Кровь… Я ненавижу кровь! Иногда она означает, что ты уже не способен ничем помочь… Это ужасно. Не представляю, как я справилась при виде Руслана. Похоже, лечение не прошло даром.
Я с силой жмурюсь и вновь прибегаю к технике мышечного расслабления, опускаясь на дно ванной. Через минуту мне становится значительно легче, и я, накинув на себя лёгкий халат, возвращаюсь в комнату.
Встаю у окна и пытаюсь понять, что там происходит – на первом этаже дома напротив. Жаль окна гостиной выходят на другую сторону.
Через несколько минут в дверь моей спальни аккуратно стучат, а следом в комнату входит папа. Я чувствую, как сердце в груди начинает стучать с удвоенной скоростью и бросаюсь к отцу:
– Как он? Всё хорошо?
– Спит. Должен признать, мальчик разбирается в подобных травмах, да и ты успела вовремя со жгутом. Но… Давай присядем – день был не из лёгких.
– Конечно, – отступаю я, но сама остаюсь на ногах.
Я волнуюсь, потому что догадываюсь, что папа зашёл ко мне не только для того, чтобы сообщить о состоянии Руслана. И мне снова придётся врать, чтобы прикрыть соседа…

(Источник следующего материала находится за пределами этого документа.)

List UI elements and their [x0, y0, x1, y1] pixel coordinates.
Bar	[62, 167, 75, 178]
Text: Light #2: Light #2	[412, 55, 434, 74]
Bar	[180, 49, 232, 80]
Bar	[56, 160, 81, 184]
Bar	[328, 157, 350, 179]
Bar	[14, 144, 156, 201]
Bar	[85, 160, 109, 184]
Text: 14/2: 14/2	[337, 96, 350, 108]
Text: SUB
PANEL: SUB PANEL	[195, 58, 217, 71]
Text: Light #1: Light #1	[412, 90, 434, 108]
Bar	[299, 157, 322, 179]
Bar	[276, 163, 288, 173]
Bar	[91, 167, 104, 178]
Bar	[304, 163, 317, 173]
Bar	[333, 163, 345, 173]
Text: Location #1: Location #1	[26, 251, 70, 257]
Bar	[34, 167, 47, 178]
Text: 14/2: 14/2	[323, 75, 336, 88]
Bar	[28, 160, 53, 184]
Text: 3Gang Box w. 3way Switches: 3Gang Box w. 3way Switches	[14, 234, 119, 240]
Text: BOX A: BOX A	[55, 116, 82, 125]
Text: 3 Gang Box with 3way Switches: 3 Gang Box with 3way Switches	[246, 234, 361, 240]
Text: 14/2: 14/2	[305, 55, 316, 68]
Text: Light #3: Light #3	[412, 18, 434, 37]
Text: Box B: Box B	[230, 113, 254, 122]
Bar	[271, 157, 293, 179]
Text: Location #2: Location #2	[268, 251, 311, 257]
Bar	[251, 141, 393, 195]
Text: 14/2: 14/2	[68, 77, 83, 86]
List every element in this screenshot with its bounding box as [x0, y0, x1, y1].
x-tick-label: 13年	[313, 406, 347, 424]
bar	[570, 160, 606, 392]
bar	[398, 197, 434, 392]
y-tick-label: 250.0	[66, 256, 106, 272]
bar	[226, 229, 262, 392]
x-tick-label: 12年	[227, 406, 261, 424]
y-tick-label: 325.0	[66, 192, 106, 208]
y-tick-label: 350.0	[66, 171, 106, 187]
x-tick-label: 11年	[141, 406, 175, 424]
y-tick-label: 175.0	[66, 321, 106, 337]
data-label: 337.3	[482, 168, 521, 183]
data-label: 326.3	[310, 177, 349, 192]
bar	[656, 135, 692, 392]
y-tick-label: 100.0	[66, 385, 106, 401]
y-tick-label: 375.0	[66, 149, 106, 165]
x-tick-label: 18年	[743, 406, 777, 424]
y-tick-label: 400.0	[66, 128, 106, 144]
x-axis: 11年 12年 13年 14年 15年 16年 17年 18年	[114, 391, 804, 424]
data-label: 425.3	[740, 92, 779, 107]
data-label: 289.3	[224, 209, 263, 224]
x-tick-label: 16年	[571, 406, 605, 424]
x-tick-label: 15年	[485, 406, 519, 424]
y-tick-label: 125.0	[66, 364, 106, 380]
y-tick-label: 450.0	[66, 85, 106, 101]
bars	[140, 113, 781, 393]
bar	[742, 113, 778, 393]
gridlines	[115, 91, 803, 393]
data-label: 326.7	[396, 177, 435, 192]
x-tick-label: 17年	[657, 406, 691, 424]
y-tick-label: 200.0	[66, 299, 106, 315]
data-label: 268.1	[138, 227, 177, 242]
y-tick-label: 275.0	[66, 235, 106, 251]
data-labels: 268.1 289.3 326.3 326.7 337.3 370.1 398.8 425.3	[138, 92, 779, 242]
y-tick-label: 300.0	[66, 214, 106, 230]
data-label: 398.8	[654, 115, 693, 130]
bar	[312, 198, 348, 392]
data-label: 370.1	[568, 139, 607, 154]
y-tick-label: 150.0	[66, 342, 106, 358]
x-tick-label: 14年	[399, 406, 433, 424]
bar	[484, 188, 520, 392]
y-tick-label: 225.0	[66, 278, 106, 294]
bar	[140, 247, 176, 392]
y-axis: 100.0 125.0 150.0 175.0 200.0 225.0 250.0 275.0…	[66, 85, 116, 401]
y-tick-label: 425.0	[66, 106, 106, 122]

– Лиза, – вздыхает папа. – Руслан уже сообщил мне, что ваша встреча на Пляже была случайной, что он сам настоял на том, чтобы не обращаться в больницу, что ты поступила так, как и должен был поступить в подобной ситуации добросовестный человек, но тем не менее я хочу убедиться, что ты в будущем по возможности будешь избегать любого рода встреч с этим молодым человеком.
– Но… Почему?
– Потому что он сам мог зашить ножевое ранение. Понимаешь, что это означает? Что это не первые его травмы подобного характера. Не знаю, чем он занимается, что скрывает, но знаю, что не хочу, чтобы ты каким-либо образом касалась его дел. Хорошо?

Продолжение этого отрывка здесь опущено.